Anything, Anytime, Anyplace, For No Reason at All

Du 13 janvier au 24 février 2018
Vernissage : Le samedi 13 janvier 2018 de 15 h à 17 h
Adam Gunn : Anything, Anytime, Anyplace, For No Reason at All
Art Mûr, Montréal (QC)

Texte de Suzanne Viot

Anything, Anytime, Anyplace, For No Reason at All, la première exposition individuelle d’Adam Gunn à la galerie Art Mûr, nous plonge dans un monde halluciné et absurde. La technique picturale de Gunn est classique : il peint à l’huile sur panneaux de bois, sa palette de couleurs semble empruntée à la peinture rococo et il use d’effets atmosphériques dont la tradition remonte aux paysages de la Renaissance. Mais ce qui est représenté interpelle l’imagination du regardeur : l’univers de ses tableaux ne se réfère à aucun endroit réel. On reconnaît parfois une plante, une roche ou un objet du quotidien, mais la plupart des formes et des volumes n’évoquent rien de connu. Quand plusieurs éléments surgissent dans cet espace abstrait, ils semblent n’avoir aucun rapport les uns avec les autres. L’artiste décrit lui-même sa pratique comme de la peinture figurative non-représentative. Il dit de son style « cartoonesque » qu’il est caractéristique de la figuration inventée. Les espaces mentaux et le style de Gunn font effectivement penser à Magritte ; tout comme ses formes indéfinies et organiques peuvent rappeler celles d’Yves Tanguy.

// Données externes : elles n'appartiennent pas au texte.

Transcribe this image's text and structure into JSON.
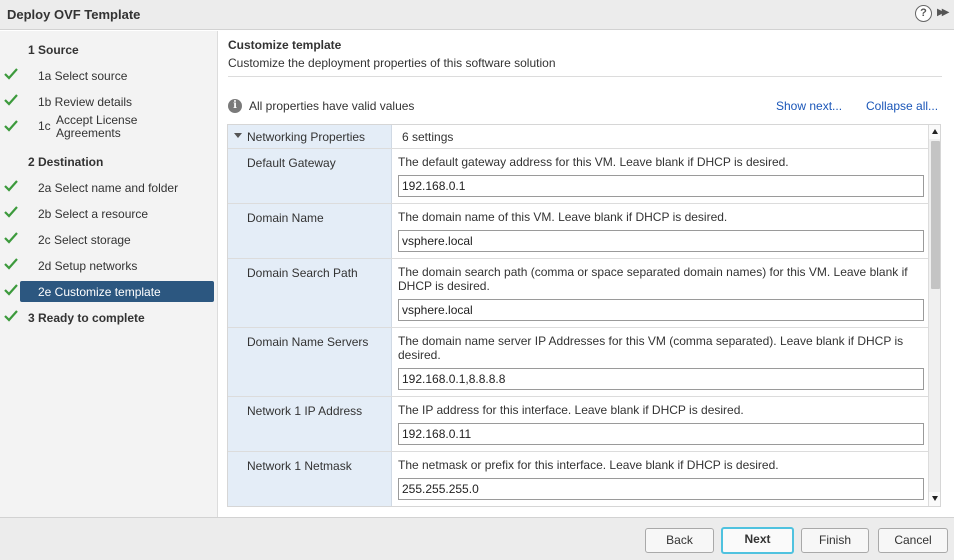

Pourtant, s’il y a une parenté évidente entre Gunn et les surréalistes, sa démarche est nourrie d’autres influences, qu’il mentionne dans son mémoire de fin d’étude (Gunn a terminé sa maîtrise à l’Université de Concordia cette année).

L’artiste revendique de travailler sans aucune référence. Le titre même de l’exposition est une citation de Frank Zappa. Le musicien avait fait de « Anything, Anytime, Anyplace, For No Reason at All » une sorte de devise anti-esthétique, qui signifiait son refus de restreindre sa créativité et d’interpréter sa propre musique.

L’improvisation est au cœur de la pratique d’Adam Gunn. Il affirme accorder une attention de plus en plus grande au processus de création, s’inscrivant ainsi dans l’héritage des artistes du mouvement Fluxus. Pour ces derniers, c’est le geste créatif qui porte une valeur artistique, et non l’œuvre finie. Ainsi, Gunn n’a qu’une vague idée de la composition générale de son œuvre en l’ébauchant. Le tableau émerge peu à peu, évolue au gré de l’inspiration ; certaines parties sont entièrement remaniées ou recouvertes au fil de la production.

L’expérimentation est également une composante fondamentale de son œuvre. L’évolution de la forme de ses créations constitue un bon exemple de cette méthode de travail intuitive. L’artiste raconte avoir découpé des formes rondes dans du bois pour créer une installation. Mais en les voyant, il eut envie de peindre dessus. Quelques essais suffirent à le persuader que ce nouveau format lui convenait davantage : les peintures arrondies sont plus proches de la vision oculaire.

D’autre part, le contour des tableaux n’est pas géométrique, il épouse plutôt des formes courbes et « bancales » (sic, « wonky » en anglais) qui rappellent les formes organiques peintes par Gunn. Il a ainsi commencé à donner une forme convexe à ses supports. Quelques-unes de ses plus récentes productions, que l’on ne peut plus vraiment qualifier de bidimensionnelles, sont présentées dans l’exposition.

Bien souvent, notre œil saisit un élément et croit le reconnaître : une fleur, des feuilles, une chevelure, un tube, un étrange fruit extraterrestre, un organe, des cordons, des grumeaux, une roche… C’est que le cerveau est habitué à interpréter notre environnement, et Adam Gunn nous emmène aux frontières de la représentation. Ici, des coups de pinceau paraissent représenter un objet, son ombre ou sa matière. Ailleurs, d’autres traits ne sont rien de plus que de la peinture à la surface du tableau.

Certaines œuvres sont des paysages, mais il est impossible d’en définir l’échelle, car les représentations de Gunn n’appartiennent pas à notre dimension et n’obéissent pas aux lois de ce monde. Les textures et les qualités physiques n’existent ici que pour elles-mêmes : la fourrure, le lisse, la brillance se donnent à voir gratuitement, sans autre dessein que leur simple existence. De même, le vent, la vitesse, le flottement, l’immobilité de l’air sont complètement dénués d’intention narrative.

Adam Gunn cite Gerhard Richter : « A picture presents itself as the Unmanageable, the Illogical, the Meaningless » . Dans un monde hyper-connecté qui multiplie les discours et les représentations, Gunn prône l’ineptie et la futilité.